There was a request to be clear about who the strategy is for, who will own it, what it will do, and why it is needed now.
In the main discussion, the following themes were raised and discussed by the participants:
Support for artists / valuing arts/ cultural workforce
Participants felt strongly that artists and culture generally could be better valued. Those working in culture sectors face challenges in accessing jobs, are not always treated or paid fairly, and have difficulty sustaining a career. New ways of better supporting their employment and careers are needed, perhaps through innovative taxation or new welfare benefits.
Focus on education
The importance of education as a way of improving the status of culture and the opportunities for the sector was raised throughout the event.

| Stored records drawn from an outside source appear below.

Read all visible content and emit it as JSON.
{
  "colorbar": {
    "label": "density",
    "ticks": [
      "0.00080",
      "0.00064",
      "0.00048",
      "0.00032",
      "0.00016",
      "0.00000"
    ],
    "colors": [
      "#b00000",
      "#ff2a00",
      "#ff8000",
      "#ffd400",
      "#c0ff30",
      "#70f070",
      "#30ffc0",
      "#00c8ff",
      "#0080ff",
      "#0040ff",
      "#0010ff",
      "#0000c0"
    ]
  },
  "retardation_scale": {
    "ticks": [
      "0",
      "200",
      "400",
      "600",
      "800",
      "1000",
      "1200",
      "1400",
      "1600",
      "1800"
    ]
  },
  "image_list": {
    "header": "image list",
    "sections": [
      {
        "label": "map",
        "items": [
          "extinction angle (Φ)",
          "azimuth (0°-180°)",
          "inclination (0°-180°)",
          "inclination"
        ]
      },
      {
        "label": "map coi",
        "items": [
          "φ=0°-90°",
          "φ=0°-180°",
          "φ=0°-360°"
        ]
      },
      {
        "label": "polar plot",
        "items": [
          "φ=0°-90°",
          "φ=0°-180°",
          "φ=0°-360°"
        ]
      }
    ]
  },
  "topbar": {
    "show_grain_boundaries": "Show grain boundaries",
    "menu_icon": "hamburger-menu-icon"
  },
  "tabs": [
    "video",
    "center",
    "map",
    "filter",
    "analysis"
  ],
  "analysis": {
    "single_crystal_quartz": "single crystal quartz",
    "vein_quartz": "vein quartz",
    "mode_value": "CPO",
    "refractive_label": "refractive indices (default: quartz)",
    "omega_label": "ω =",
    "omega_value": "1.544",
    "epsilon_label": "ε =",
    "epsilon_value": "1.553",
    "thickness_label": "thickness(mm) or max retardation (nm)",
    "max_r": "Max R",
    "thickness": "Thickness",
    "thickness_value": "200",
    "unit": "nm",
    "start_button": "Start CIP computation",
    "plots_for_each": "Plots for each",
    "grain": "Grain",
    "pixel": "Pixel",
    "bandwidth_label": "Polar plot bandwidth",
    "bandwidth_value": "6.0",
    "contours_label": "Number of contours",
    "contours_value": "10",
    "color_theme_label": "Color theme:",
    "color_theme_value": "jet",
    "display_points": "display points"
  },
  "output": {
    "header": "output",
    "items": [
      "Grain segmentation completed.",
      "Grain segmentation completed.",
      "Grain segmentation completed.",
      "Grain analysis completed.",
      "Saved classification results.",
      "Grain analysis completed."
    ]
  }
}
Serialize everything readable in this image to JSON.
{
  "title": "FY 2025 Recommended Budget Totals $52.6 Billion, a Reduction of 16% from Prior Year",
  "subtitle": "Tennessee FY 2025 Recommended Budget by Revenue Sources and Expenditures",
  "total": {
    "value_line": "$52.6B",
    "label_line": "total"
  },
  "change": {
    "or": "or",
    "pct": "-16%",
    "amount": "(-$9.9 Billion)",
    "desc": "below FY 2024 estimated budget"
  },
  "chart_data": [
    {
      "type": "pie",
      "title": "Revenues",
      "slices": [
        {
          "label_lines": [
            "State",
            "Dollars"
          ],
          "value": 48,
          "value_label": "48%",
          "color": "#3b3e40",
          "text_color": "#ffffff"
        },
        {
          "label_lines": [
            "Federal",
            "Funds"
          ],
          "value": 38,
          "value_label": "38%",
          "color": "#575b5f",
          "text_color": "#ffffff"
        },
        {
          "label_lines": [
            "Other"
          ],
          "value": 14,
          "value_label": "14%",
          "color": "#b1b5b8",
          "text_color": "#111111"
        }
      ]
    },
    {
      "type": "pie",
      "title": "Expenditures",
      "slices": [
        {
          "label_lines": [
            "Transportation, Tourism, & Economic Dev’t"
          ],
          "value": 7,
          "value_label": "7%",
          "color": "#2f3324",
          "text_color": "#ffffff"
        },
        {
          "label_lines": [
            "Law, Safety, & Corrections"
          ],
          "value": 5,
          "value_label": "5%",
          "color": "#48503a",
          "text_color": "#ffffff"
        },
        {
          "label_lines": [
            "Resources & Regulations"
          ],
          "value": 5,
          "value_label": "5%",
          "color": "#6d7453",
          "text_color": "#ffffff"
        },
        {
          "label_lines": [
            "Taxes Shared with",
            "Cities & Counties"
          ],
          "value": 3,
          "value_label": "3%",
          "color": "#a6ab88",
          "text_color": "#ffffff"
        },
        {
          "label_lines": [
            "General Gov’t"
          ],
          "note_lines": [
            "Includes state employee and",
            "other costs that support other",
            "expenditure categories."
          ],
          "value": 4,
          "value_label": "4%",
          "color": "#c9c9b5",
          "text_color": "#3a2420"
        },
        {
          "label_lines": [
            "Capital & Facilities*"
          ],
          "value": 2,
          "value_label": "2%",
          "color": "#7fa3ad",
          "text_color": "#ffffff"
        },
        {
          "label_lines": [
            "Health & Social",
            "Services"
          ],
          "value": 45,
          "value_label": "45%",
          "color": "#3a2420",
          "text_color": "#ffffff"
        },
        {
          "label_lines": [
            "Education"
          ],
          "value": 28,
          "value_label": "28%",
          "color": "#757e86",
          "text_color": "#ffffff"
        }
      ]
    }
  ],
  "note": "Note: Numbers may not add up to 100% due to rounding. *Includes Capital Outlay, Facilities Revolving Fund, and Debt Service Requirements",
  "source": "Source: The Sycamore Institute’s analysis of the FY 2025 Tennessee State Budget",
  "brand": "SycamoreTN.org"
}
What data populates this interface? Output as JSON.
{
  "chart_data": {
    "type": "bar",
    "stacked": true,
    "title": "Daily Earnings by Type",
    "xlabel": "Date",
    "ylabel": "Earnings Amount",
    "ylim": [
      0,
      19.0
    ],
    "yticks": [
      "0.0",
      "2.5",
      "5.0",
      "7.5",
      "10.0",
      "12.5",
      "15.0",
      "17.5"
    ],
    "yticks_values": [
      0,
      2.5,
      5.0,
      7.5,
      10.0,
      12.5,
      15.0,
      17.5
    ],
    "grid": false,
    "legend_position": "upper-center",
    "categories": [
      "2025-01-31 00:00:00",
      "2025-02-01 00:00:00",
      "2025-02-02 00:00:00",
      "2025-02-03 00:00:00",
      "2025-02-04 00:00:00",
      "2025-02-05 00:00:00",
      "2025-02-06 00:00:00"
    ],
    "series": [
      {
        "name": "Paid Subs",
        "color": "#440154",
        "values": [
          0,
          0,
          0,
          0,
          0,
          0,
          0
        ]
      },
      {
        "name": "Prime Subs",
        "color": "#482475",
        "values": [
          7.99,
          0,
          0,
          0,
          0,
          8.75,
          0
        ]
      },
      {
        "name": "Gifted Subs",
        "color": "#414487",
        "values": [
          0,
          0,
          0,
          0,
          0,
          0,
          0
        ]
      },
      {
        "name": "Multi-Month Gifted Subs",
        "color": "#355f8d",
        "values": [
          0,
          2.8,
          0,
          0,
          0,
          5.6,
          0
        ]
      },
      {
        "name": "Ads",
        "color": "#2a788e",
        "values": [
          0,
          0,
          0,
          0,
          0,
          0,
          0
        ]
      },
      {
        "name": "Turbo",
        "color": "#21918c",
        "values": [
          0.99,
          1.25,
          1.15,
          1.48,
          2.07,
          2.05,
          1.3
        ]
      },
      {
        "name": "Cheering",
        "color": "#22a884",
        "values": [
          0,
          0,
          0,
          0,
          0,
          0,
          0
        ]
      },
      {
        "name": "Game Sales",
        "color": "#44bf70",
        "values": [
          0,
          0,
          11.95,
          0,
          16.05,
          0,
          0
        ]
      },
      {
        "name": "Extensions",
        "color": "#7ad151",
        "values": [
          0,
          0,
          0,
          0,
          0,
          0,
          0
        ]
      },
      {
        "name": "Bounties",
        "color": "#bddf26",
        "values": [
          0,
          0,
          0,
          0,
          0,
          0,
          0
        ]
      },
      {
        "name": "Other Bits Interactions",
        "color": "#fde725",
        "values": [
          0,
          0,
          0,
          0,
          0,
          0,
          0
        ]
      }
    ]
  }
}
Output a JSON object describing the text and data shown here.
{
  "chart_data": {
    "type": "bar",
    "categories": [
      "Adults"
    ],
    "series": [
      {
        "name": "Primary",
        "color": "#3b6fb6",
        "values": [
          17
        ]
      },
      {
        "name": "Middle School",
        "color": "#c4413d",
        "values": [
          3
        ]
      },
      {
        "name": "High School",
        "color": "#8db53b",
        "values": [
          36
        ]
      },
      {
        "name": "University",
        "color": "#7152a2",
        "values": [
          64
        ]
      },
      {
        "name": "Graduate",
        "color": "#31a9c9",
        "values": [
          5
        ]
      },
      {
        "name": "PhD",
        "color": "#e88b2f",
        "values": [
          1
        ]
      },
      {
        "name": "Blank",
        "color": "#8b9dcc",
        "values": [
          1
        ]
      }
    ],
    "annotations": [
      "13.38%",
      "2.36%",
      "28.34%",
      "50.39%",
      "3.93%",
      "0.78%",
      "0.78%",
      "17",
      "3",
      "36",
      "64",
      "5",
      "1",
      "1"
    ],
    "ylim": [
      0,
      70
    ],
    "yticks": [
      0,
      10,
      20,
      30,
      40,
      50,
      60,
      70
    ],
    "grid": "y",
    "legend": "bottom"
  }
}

It was broadly felt that art, music and drama tend to be less academically important in schools compared with other subjects, and this has an impact on the subject and career choices that young people are making. It was suggested that there is scope to improve the standing of arts and cultural subjects in the Curriculum for Excellence. Indigenous languages such as Gaelic and Scots are important aspects of Scotland's culture and it is important that educational initiatives and resources are provided in Gaelic for use in Gaelic medium schools.
Young people were identified as missing a chance to explore their creative sides with implications for their personal and career development. Some felt that there is a need for a shift in values about young people having the time and space to develop their creativity and it would be useful to re-emphasise the many benefits this can bring to a person's career, personal development and their health and well being throughout their life.
The need for a strong vision and leadership was emphasised both for the sector and in Government. It was felt that the First Minister and other Scottish Ministers could push a stronger message on culture in all policy areas. The culture sector also needs a stronger collective voice.
Investment in culture
The main points made included that funding should ensure the sustainability of organisations and buildings and better facilitate risk taking that is needed for innovation; there should be equity between large and small organisations in accessing funding; there is a need to reduce bureaucracy around funding applications (including requirements to demonstrate progress on outcomes). Venture capitalism was suggested as a possible funding option that could be developed.
Cultural participation and access
Participants highlighted that there are still inequalities in participation/ access and elitism. There is scope to improve this by removing barriers to engagement and participation (with open, inclusive venues, and affordable events); and to widen access to include those who currently are not engaged, whilst respecting that other versions of culture and cultural participation exist (beyond the mainstream) and have value.
Cross-policy working and national outcomes
Participants felt that culture could play a more important role at the centre of government and should be integrated into other policies and strategies; Government could be better "joined up" to facilitate this. There needs to be better collaboration with partners across other policy sectors particularly health, education, finance, the third sector and community empowerment to sustain funding and achieve joint outcomes.
Evidence and impact
A number of participants said that there is a need for a more robust evidence base to demonstrate and better articulate the impact of culture on outcomes across other policy areas and sectors, and to promote culture as an enabler. However, some felt that the outcomes model was problematic for this sector: a new paradigm and approach is needed that de-emphasises "demonstrating impact".
The strategy should affirm that culture is a human right of the individual and of communities.
It is important to maintain an emphasis on the "community" aspect (as culture brings people together); activity should be community based and reflect local communities' interests.
Participants stressed that focus and activity should go beyond Scotland's central belt.
Scotland's place in the world
Scotland should be internationally recognised for our arts, cultures and languages. Culture could be a stronger part of Scotland's brand/identity. We should use our soft power more both at home and abroad and we should communicate more confidently to ourselves and externally about our cultural successes.